La plupart des habitants avaient déjà quitté la ville avant l'assaut gouvernemental, selon MSF.

"Les contacts avec certains des 200 soignants sud-soudanais employés par MSF restent sporadiques dans la mesure où, pour sa propre sécurité, le personnel a fui dans les marais environnants avec les habitants" de Leer, explique Paul Critchley, patron de MSF au Soudan du Sud.

"On ne sait rien de l'état de santé des patients qu'ils ont emmenés avec eux et qui étaient dans un état critique, dont trois bébés prématurés", s'inquiète-t-il.

L'assaut lancé fin avril dans le Nord par l'armée est un des plus importants et violents de la guerre. L'avancée des combattants gouvernementaux, qui violent, incendient villes et villages et pillent l'aide humanitaire, a poussé plus de 650.000 personnes à fuir.

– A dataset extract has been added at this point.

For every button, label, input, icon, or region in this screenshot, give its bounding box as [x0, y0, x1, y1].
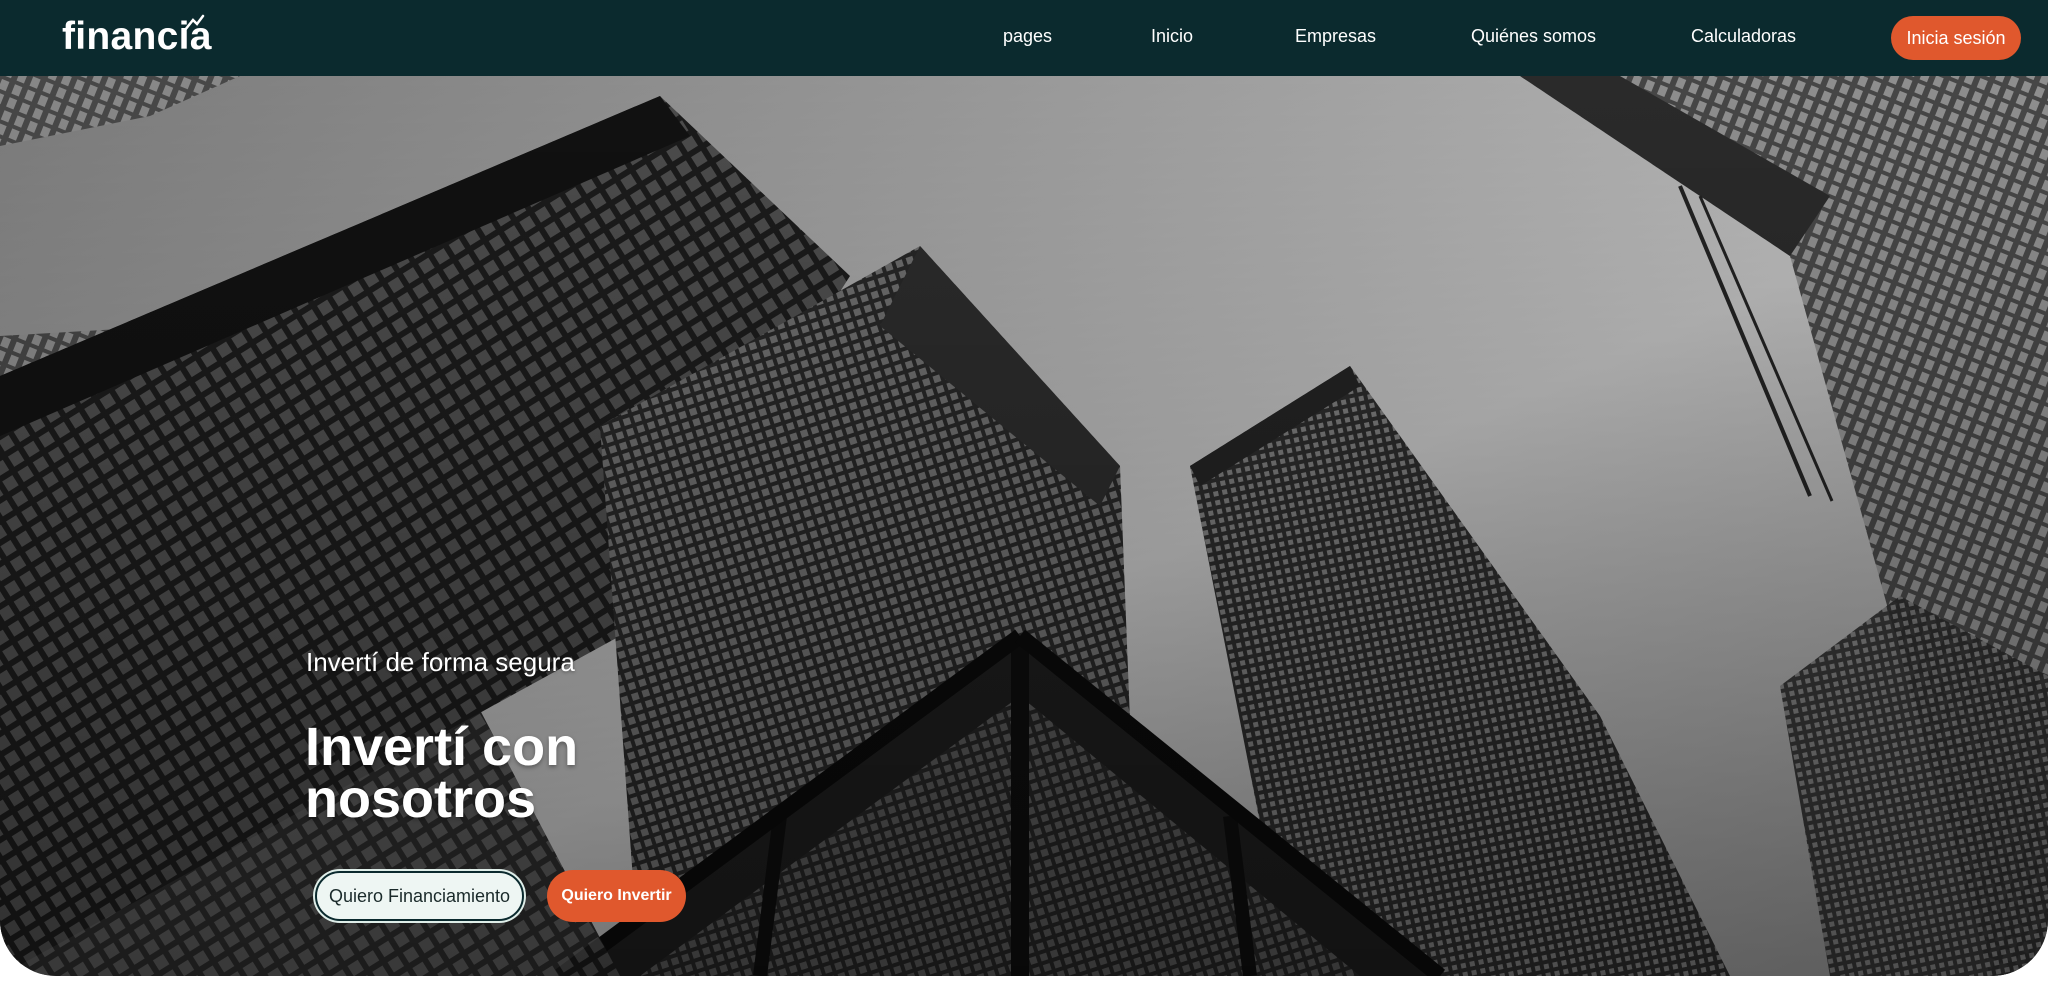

"Je suis parvenu à entrer en contact hier (mercredi) avec un de nos volontaires sud-soudanais près de Leer, il m'a dit qu'il était resté immergé dans de l'eau boueuse neuf heures afin d'éviter les balles qui sifflaient au-dessus de sa tête", a témoigné M. Critchley. 

"Il a récupéré les cadavres de deux enfants dans les marécages et rapporté qu'une femme du groupe avait été kidnappée. Une autre était à la recherche de son bébé", a-t-il détaillé.

Franz Rauchenstein, du CICR, s'est dit "profondément préoccupé" par le sort de plus de 100.000 civils ayant "fui dans les marais" sans nourriture ni médicaments.

La semaine dernière, les rebelles avaient lancé une grande contre-offensive, attaquant Malakal, capitale quasiment détruite de l'Etat du Haut-Nil (nord) et porte d'accès aux derniers puits de pétrole encore fonctionnels au Soudan du Sud.

De violents combats se sont depuis déroulés dans les zones pétrolifères au nord de Malakal, près de la localité de Melut.

"Melut a été le théâtre de combats intenses ces deux dernières nuits", selon le coordinateur humanitaire des Nations unies pour le pays, Toby Lanzer, déplorant "encore plus de civils déplacés ou tués".

Melut est située 35 km à l'ouest du grand gisement pétrolifère de Palouch, essentiel pour l'économie sud-soudanaise et convoité par les rebelles.

"Nous avons trois employés réfugiés dans la base de l'ONU à Melut, ils disent que le bruit des bombardements est permanent - ce serait du mortier", selon Jane Andanje, responsable de deux organisations humanitaires, CAFOD et Trocaire.

Deux obus de mortier avaient déjà frappé la base de l'ONU cette semaine, tuant quatre civils réfugiés là.